Collaboration Works! at Trent University

Seasoned Spoon, the co-op café at Trent University, was under renovation this summer when we toured in July, but it was still a lovely space. Huge windows opening out into the view over rolling hills and forest, cozy sitting areas are fitted in all around, and the tiny kitchen turns out 150-200 meals each day during the school year. The members of the co-op are the students who eat there.

New kitchen space and a better cash register area are going in to manage traffic flow at this well-established café, celebrating its 15th anniversary this year. It currently provides work for four core staff and thirty volunteers; Aimee Blyth is the manager, and was kind enough to provide a tour during the off-season. Thanks to the university partnership, they also have sixteen paid work-study student positions. They serve breakfast and lunch daily during the school year from September to April. Students can eat there on their menu plan; the focus is vegetarian meals, sourced as locally as possible.

Seasoned Spoon is much more than a café though; they provide weekly skill-building workshops, and Pay What You Can community meals with a speaker or video presentation. There is no locked in contract with a food service company like Sysco (as is often required at universities), so they can prioritize local food. And local for them is very local; the Trent Vegetable Gardens provided 7000 lbs. of food to the café last year, and the gardens are just a short walk from the café.

Of course, the major harvest is in the summer holidays, so they also have created storage solutions. In the summer they freeze everything they can, including spinach and other greens.

They can also boast of a magnificent root cellar, built as a rammed earth bag structure in partnership with the natural building experts at the Endeavour Centre and the Trent Community Research Centre. They got a zero interest loan from the student union to build it into a hill (see photo). It has a solar panel on top, and temperature sensors to maintain a stable climate.

They also buy a lot of ingredients from over twenty local suppliers; they focus on farmers with winter storage to balance the produce they have from the garden in season.
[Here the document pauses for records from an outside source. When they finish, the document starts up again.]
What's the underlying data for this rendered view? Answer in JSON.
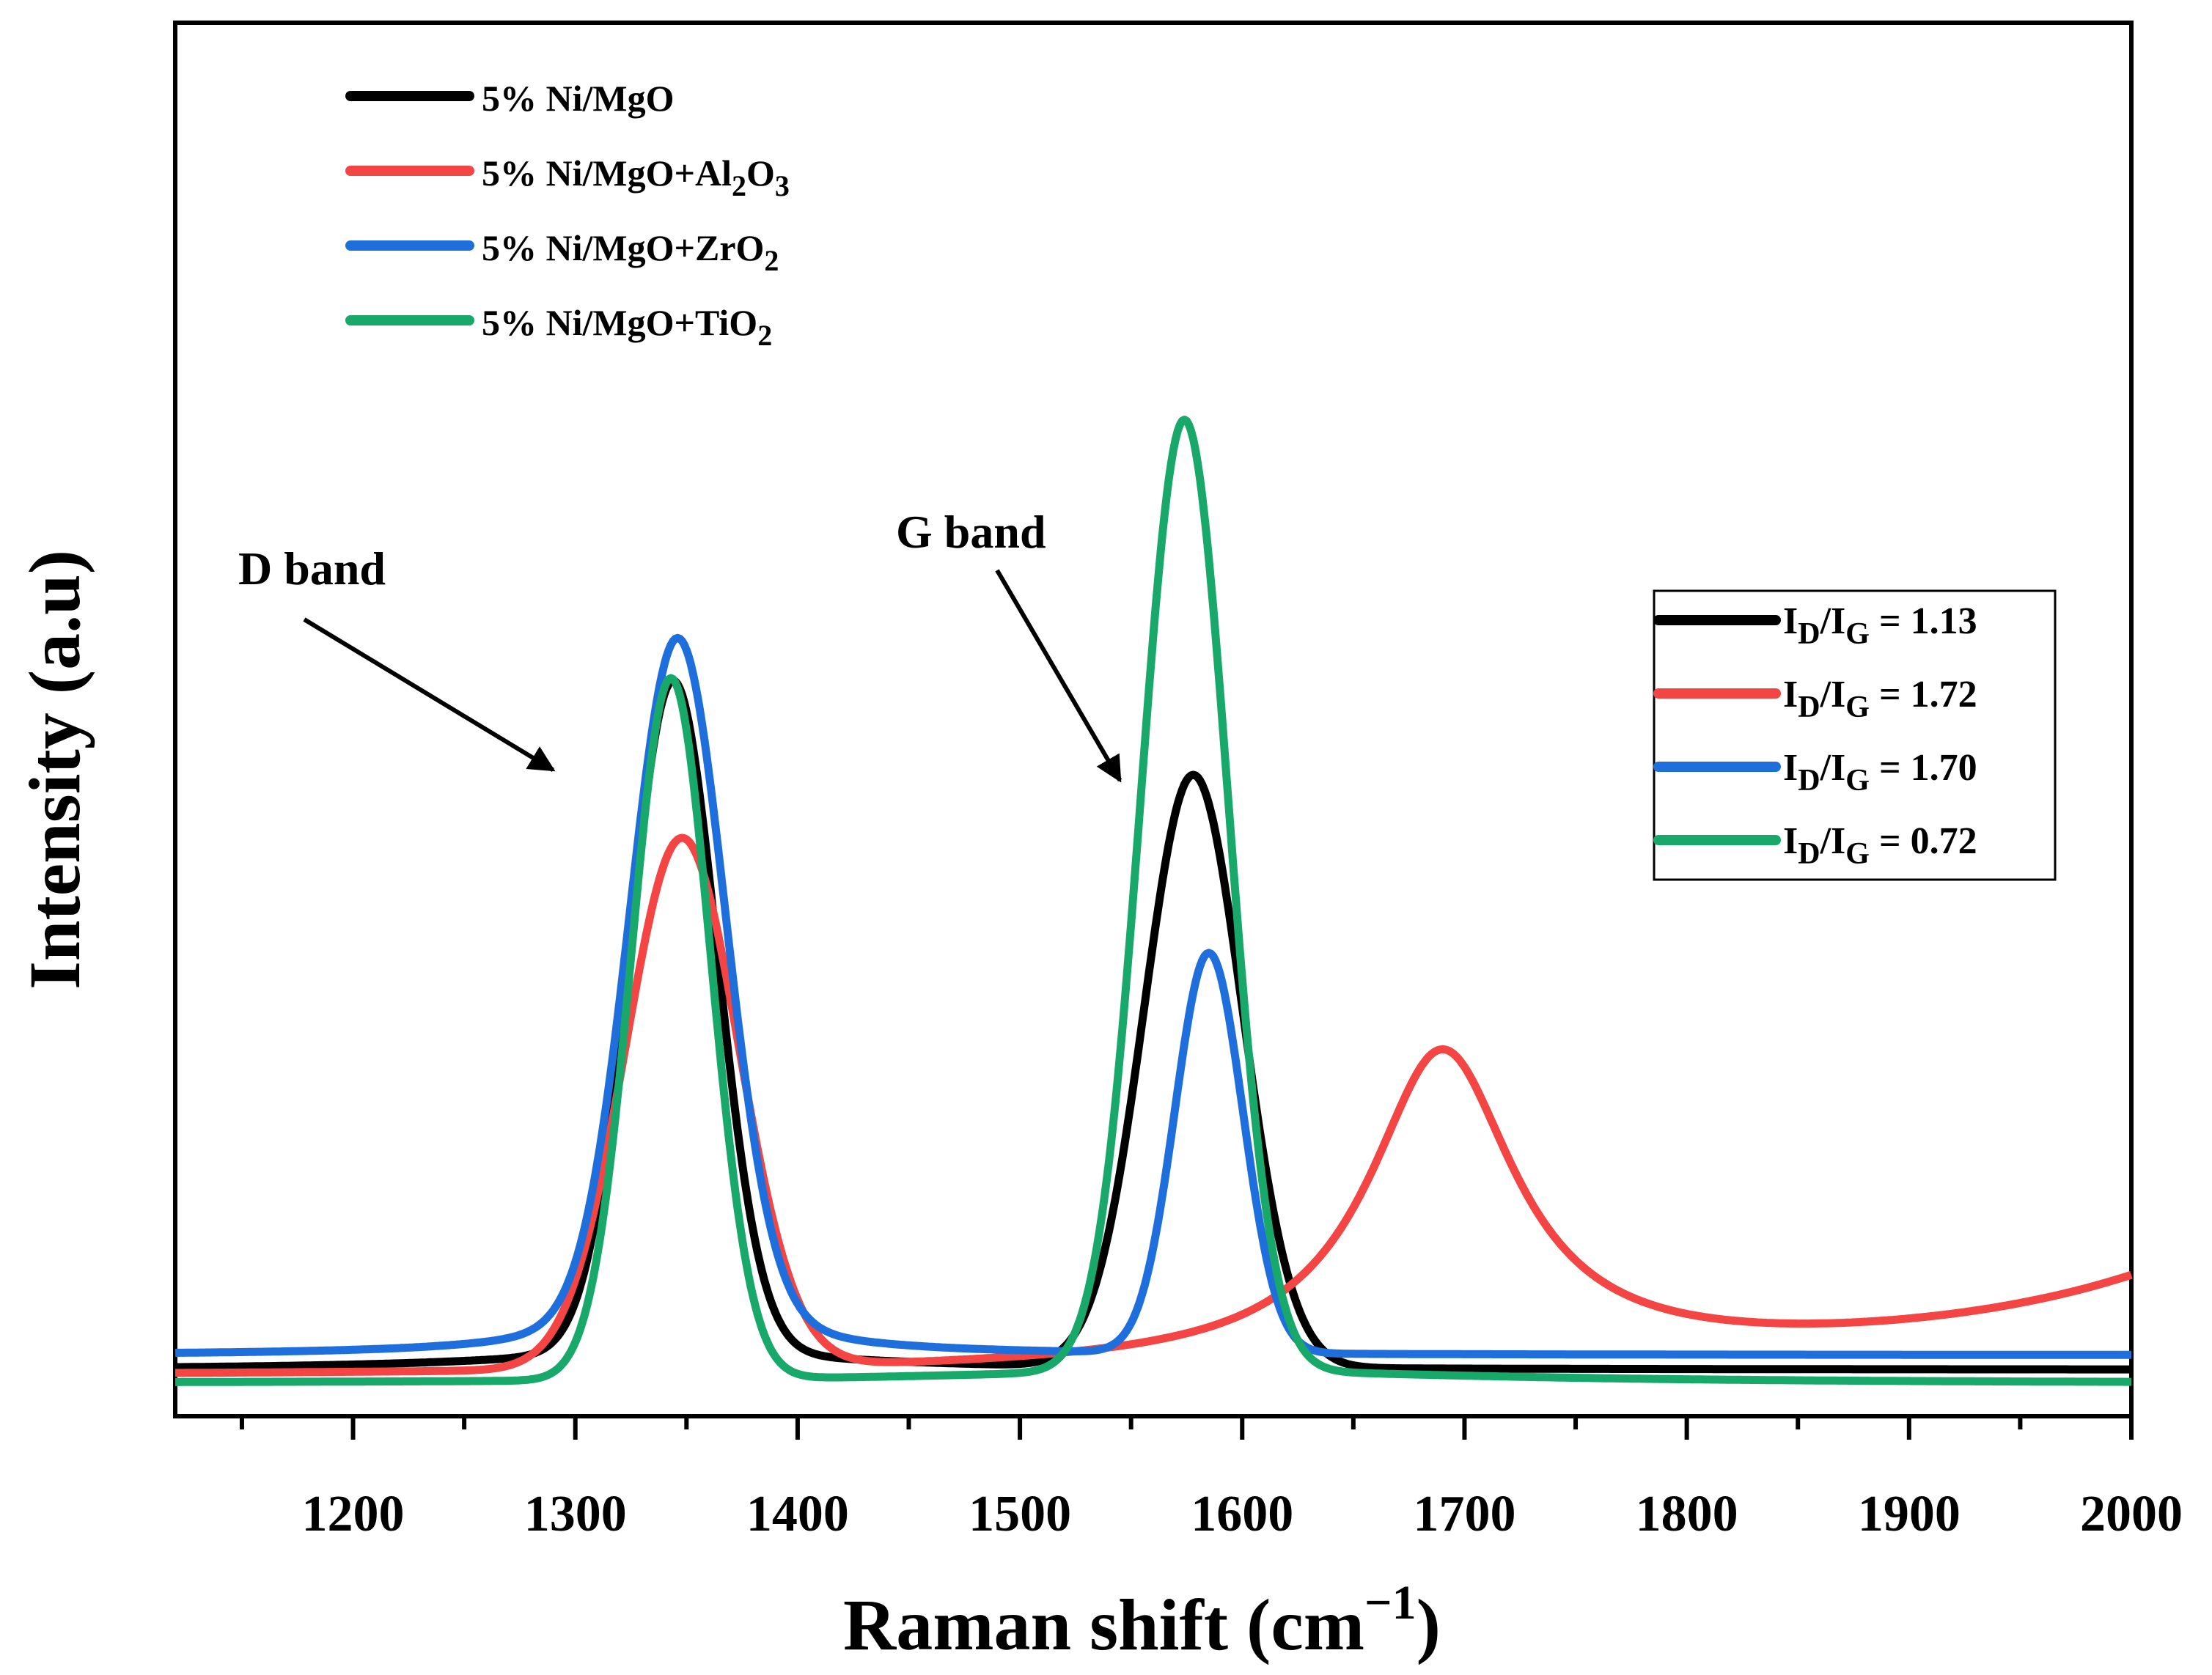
{
  "chart_data": {
    "type": "line",
    "title": "",
    "xlabel": "Raman shift (cm",
    "xlabel_sup": "−1",
    "xlabel_close": ")",
    "ylabel": "Intensity (a.u)",
    "xlim": [
      1120,
      2000
    ],
    "ylim": [
      0,
      1.12
    ],
    "x_ticks": [
      1200,
      1300,
      1400,
      1500,
      1600,
      1700,
      1800,
      1900,
      2000
    ],
    "x_tick_labels": [
      "1200",
      "1300",
      "1400",
      "1500",
      "1600",
      "1700",
      "1800",
      "1900",
      "2000"
    ],
    "x_minor_ticks": [
      1150,
      1250,
      1350,
      1450,
      1550,
      1650,
      1750,
      1850,
      1950
    ],
    "y_ticks_shown": false,
    "grid": false,
    "series": [
      {
        "name": "5% Ni/MgO",
        "color": "#000000",
        "baseline": 0.013,
        "peaks": [
          {
            "center": 1344,
            "height": 0.645,
            "fwhm": 46,
            "shape": "gaussian"
          },
          {
            "center": 1578,
            "height": 0.57,
            "fwhm": 52,
            "shape": "gaussian"
          }
        ],
        "tail": [
          {
            "center": 1345,
            "height": 0.018,
            "fwhm": 180,
            "shape": "lorentzian"
          }
        ]
      },
      {
        "name": "5% Ni/MgO+Al2O3",
        "color": "#f44545",
        "baseline": 0.005,
        "peaks": [
          {
            "center": 1348,
            "height": 0.51,
            "fwhm": 60,
            "shape": "gaussian"
          },
          {
            "center": 1690,
            "height": 0.3,
            "fwhm": 80,
            "shape": "lorentzian"
          }
        ],
        "tail": [
          {
            "center": 2150,
            "height": 0.22,
            "fwhm": 260,
            "shape": "lorentzian"
          }
        ]
      },
      {
        "name": "5% Ni/MgO+ZrO2",
        "color": "#1e6fdc",
        "baseline": 0.027,
        "peaks": [
          {
            "center": 1346,
            "height": 0.63,
            "fwhm": 50,
            "shape": "gaussian"
          },
          {
            "center": 1585,
            "height": 0.385,
            "fwhm": 36,
            "shape": "gaussian"
          }
        ],
        "tail": [
          {
            "center": 1346,
            "height": 0.06,
            "fwhm": 90,
            "shape": "lorentzian"
          }
        ]
      },
      {
        "name": "5% Ni/MgO+TiO2",
        "color": "#18a869",
        "baseline": 0.0,
        "peaks": [
          {
            "center": 1343,
            "height": 0.675,
            "fwhm": 42,
            "shape": "gaussian"
          },
          {
            "center": 1574,
            "height": 0.915,
            "fwhm": 46,
            "shape": "gaussian"
          }
        ],
        "tail": [
          {
            "center": 1580,
            "height": 0.012,
            "fwhm": 300,
            "shape": "lorentzian"
          }
        ]
      }
    ],
    "legend_series": [
      {
        "label": "5% Ni/MgO",
        "label_sub": "",
        "label_rest": "",
        "label_sub2": "",
        "color": "#000000"
      },
      {
        "label": "5% Ni/MgO+Al",
        "label_sub": "2",
        "label_rest": "O",
        "label_sub2": "3",
        "color": "#f44545"
      },
      {
        "label": "5% Ni/MgO+ZrO",
        "label_sub": "2",
        "label_rest": "",
        "label_sub2": "",
        "color": "#1e6fdc"
      },
      {
        "label": "5% Ni/MgO+TiO",
        "label_sub": "2",
        "label_rest": "",
        "label_sub2": "",
        "color": "#18a869"
      }
    ],
    "legend_position": "top-left",
    "ratio_legend": {
      "position": "right",
      "entries": [
        {
          "value": "1.13",
          "color": "#000000"
        },
        {
          "value": "1.72",
          "color": "#f44545"
        },
        {
          "value": "1.70",
          "color": "#1e6fdc"
        },
        {
          "value": "0.72",
          "color": "#18a869"
        }
      ],
      "prefix_i": "I",
      "sub_d": "D",
      "slash": "/I",
      "sub_g": "G",
      "equals": " = "
    },
    "annotations": [
      {
        "text": "D band",
        "arrow_to_x": 1290,
        "arrow_to_y": 0.59
      },
      {
        "text": "G band",
        "arrow_to_x": 1545,
        "arrow_to_y": 0.58
      }
    ]
  }
}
The gardens have been there since 2006 and reflect a social purpose and co-operative framework as well. Emma Macdonald (on the left in photo) is currently the Farm Manager of the ¼ acre market garden. Local community groups can have their own plot there in the community quadrant; OxFam has a garden for low income people in the area, and a Three Sisters (corn/ bean/ squash) garden is managed by the Flint Corn Community Project in partnership with  Farms At Work. The greenhouse is shared with the Environmental Science program. An impressive pile of compost is courtesy of the university’s green bin program, and accepts also several bags of trimmings each day from the café. There is more produce than the café can handle, so the gardens also donate to other community organizations. They work with the Seasoned Spoon Café to deliver workshops like canning, seed-saving, bee-keeping.